As I have explained to many a Prog, the community rating requirement in Obamacare prohibits insurance companies from charging older and sicker people more than 3 times what they bill their healthy customers. Keep in mind that the Young Invincibles consume $1 in healthcare whilst people in their 60s, for example, consume $6. Thus, under Obamacare, those that consume $6 in healthcare can be charged no more than three times that those that consume only $1. Since insurance companies would quickly go out of business if they continued to charge the Young Invincibles $1 and cut those who consume $6 in healthcare per year only $3.
Everyone with any sense understood this. They also realised what the result would be. Of course the Young Invincibles were going to have to pay more so that the older and sicker, including those with preexisting conditions, could pay less.
The problem with this scheme, however, is that is disregards human behaviour. It may work in theory, but it doesn't work in practise. Young people are not going to rush out to spend their few dollars to subsidise people, who are generally better off than they are. Obamacare was ALWAYS going to increase premiums for a large swath of the American population, including those that work at small businesses, who aren't even subject to the employer mandate.
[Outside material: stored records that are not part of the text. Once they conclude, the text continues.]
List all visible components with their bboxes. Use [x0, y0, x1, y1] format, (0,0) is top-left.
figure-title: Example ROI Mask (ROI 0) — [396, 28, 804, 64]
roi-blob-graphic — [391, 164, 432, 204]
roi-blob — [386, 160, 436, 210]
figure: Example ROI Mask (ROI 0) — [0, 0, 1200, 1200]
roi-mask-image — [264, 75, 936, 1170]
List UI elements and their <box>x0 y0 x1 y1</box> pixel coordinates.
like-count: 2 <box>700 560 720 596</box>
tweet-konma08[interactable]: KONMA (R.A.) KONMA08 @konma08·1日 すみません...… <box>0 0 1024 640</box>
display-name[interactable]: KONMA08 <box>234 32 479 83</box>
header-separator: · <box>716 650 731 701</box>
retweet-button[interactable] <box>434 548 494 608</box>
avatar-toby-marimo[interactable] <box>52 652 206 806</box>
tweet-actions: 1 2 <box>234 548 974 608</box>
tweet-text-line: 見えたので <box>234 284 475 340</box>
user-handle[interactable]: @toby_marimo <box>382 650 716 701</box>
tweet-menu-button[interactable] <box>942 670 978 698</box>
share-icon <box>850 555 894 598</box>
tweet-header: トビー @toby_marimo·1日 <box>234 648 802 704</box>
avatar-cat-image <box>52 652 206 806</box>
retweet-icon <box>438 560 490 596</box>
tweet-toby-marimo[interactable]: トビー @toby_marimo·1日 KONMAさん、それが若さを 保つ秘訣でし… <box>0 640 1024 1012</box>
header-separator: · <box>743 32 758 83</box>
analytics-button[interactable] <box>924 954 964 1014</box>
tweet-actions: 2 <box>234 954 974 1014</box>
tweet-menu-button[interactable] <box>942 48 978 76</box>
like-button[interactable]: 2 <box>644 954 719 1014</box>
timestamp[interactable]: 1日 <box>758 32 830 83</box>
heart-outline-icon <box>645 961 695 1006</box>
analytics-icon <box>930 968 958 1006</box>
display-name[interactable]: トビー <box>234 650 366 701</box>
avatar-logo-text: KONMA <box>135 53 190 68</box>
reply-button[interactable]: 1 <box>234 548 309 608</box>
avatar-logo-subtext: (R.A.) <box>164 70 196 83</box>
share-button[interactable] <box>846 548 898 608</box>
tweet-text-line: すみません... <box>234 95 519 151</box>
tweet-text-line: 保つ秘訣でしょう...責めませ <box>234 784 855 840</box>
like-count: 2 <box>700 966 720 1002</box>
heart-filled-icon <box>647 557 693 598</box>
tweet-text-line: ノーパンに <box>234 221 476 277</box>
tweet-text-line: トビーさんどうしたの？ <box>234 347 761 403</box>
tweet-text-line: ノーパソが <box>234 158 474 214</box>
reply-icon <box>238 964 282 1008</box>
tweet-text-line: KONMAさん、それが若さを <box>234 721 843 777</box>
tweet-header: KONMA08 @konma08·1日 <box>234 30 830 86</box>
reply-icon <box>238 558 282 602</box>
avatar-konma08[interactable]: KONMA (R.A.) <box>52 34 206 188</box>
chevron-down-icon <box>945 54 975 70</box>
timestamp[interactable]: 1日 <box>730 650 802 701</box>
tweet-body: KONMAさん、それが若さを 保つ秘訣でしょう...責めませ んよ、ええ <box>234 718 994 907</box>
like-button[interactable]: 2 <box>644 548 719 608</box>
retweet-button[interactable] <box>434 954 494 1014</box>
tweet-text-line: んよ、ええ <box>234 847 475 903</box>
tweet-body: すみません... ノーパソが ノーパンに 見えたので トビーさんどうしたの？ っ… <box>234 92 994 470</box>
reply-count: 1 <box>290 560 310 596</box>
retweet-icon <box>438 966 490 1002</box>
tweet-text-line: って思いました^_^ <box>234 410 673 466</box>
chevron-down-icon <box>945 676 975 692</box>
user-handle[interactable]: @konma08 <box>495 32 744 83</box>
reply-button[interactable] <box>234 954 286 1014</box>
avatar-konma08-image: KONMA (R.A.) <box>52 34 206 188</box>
This is especially true considering the fact that Obamacare doesn't actually attack the main problem with healthcare: the cost...well, outside of Medicare/Medicaid and the IAPB anyway. Competition would reduce costs, but Obamacare doesn't do that, especially in less populated areas where 'choice and competition' means, as an East German apparatchik might have said, 'you can have the black Trabant or the black Trabant.' In many areas, there is only one carrier. Even when there are more than one carrier, there is no real competition.
Finally, if I understand the issue correctly, the Obamacare 'subsidies' are actually tax credits, which means that someone entitled to government assistance doesn't receive it until she files her tax return. This would require the 'subsidised' person to still come up with the full premium - out-of-pocket - before she sees a dime. If a person couldn't afford for a 'substandard' policy before Obamacare, how will she be able to pay the premiums on an Obamacare-compliant policy? In other words, if she couldn't make a $150 payment per month, how will she be able to pay a $300 premium even if she gets tax credits? Obamacare still requires her to come up with $1,800 more per year when she couldn't afford the $1,800 for the pre-Obamacare policy.
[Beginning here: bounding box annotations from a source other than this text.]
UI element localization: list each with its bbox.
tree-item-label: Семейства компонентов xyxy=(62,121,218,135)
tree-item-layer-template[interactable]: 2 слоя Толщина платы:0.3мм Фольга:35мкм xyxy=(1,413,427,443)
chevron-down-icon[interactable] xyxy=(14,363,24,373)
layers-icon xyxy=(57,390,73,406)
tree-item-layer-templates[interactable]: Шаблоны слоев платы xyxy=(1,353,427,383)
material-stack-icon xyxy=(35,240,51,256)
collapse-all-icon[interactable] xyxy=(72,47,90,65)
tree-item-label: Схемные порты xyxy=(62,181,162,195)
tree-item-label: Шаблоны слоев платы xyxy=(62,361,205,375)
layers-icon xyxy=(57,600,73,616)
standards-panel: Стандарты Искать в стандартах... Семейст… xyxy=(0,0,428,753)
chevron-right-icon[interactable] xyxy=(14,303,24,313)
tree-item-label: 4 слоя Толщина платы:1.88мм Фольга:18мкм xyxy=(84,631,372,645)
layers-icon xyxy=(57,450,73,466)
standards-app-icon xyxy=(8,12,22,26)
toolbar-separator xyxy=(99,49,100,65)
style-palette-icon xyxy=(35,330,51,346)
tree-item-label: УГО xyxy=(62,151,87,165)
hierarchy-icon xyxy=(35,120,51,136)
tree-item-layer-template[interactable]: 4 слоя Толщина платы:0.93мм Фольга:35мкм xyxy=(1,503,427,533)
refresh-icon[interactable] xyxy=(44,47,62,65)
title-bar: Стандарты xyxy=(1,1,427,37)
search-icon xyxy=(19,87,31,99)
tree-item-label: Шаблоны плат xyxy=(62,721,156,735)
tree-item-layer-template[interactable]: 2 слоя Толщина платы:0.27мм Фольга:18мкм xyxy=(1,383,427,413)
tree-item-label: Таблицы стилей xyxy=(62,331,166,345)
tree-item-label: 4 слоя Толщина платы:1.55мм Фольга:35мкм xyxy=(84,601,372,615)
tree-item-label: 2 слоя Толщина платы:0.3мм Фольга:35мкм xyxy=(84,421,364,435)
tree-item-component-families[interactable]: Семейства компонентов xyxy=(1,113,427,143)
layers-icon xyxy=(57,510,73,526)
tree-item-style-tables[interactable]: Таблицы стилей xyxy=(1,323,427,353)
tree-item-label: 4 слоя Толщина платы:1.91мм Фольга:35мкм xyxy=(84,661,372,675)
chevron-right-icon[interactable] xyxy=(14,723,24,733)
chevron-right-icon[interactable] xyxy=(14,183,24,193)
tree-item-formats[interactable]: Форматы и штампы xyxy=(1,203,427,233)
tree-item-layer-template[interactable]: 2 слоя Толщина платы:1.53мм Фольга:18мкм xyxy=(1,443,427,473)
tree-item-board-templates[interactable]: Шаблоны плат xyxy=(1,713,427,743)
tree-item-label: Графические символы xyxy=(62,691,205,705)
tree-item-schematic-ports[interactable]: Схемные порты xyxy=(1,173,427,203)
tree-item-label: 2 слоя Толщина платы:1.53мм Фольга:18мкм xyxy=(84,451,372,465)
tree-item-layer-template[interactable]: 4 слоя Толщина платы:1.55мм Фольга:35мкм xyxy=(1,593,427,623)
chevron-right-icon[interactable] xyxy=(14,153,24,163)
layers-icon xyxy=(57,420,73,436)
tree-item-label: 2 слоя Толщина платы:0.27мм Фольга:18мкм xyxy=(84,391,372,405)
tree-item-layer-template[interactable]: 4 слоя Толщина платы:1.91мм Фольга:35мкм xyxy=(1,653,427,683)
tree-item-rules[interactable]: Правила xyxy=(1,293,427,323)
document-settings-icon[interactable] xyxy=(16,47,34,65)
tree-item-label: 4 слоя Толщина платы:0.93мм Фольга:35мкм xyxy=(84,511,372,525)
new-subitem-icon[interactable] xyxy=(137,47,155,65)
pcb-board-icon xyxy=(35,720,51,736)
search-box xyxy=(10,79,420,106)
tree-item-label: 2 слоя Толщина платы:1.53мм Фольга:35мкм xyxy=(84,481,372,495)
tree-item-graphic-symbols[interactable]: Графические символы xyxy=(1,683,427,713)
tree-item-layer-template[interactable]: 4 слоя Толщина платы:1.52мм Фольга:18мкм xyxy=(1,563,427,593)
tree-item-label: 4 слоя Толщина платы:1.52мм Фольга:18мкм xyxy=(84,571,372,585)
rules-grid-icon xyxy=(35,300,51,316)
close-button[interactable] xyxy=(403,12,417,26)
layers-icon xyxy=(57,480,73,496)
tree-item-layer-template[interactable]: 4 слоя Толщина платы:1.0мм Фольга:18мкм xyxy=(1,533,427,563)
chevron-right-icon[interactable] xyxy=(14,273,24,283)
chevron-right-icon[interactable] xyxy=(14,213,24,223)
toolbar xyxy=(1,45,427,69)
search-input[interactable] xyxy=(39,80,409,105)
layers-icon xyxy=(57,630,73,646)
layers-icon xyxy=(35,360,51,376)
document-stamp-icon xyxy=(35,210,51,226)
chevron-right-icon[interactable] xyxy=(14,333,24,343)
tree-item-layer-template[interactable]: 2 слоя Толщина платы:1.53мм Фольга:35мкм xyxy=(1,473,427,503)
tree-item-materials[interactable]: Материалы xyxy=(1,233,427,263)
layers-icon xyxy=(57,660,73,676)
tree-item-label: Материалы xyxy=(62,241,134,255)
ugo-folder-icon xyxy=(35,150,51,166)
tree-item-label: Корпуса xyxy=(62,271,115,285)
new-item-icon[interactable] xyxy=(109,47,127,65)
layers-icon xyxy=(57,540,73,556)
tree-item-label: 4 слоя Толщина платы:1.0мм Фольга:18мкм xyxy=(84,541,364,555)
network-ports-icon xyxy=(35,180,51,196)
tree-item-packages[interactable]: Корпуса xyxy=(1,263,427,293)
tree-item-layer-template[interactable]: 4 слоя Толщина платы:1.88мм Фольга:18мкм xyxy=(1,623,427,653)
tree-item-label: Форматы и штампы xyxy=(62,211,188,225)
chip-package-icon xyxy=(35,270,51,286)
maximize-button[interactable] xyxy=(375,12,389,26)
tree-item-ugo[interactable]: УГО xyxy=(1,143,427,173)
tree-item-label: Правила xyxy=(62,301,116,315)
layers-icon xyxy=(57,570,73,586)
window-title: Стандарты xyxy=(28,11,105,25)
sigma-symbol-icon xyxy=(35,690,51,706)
How many people, who actually understand all of this, are going to be flocking to purchase health insurance? Probably a lot less than will be needed for Obamacare to succeed. Sure, many Americans will purchase health insurance and comply with the mandate, but what else are they supposed to do? Go without health insurance? Pay 1% (then 2%, then...) of their income in penalties and roll the bones that they don't get sick? Even if they do purchase Obamacare insurance policies that doesn't mean that they will come to 'love' Obamacare...no more than people, who are forced to use elevators, come to love elevator music. They are a captive audience. Yet, this 'captive audience' will still lack those that cannot afford health insurance.
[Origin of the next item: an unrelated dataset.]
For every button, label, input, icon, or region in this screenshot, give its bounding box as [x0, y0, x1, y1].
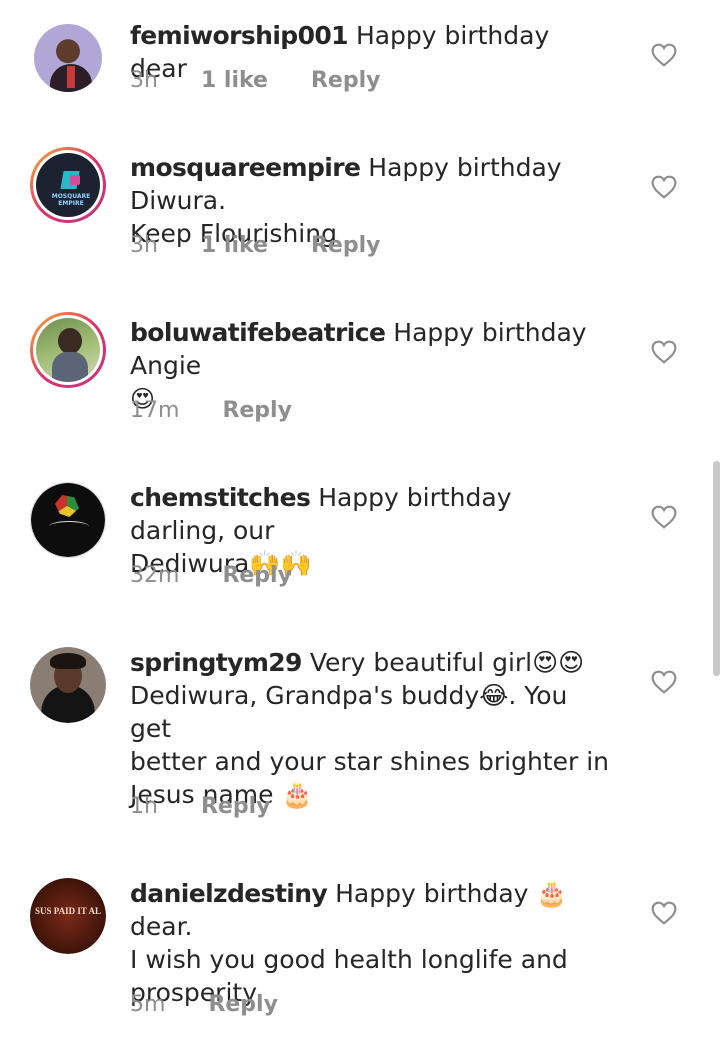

How does the Obama administration feel about those being priced out of the market? Just look at what Jay Carney said about the single mom, who Obama cited as an Obamacare 'success' story in his remarks in the Rose Garden a few weeks ago. She was so excited about getting health insurance...until she found out that she didn't qualify for subsidies. Now, as before, she cannot afford health insurance and the administration's response is: 'The White House is certainly as sorry as we can be that Jessica can’t afford it, but that the law is still doing plenty of good.' That isn't exactly a 'success' story and shows the callousness of Obamacare.
Obamacare is predicated on people acting against their own self interests, which is always a disastrous bet to make. To believe that people will act against their own self interests requires unicorn thinking.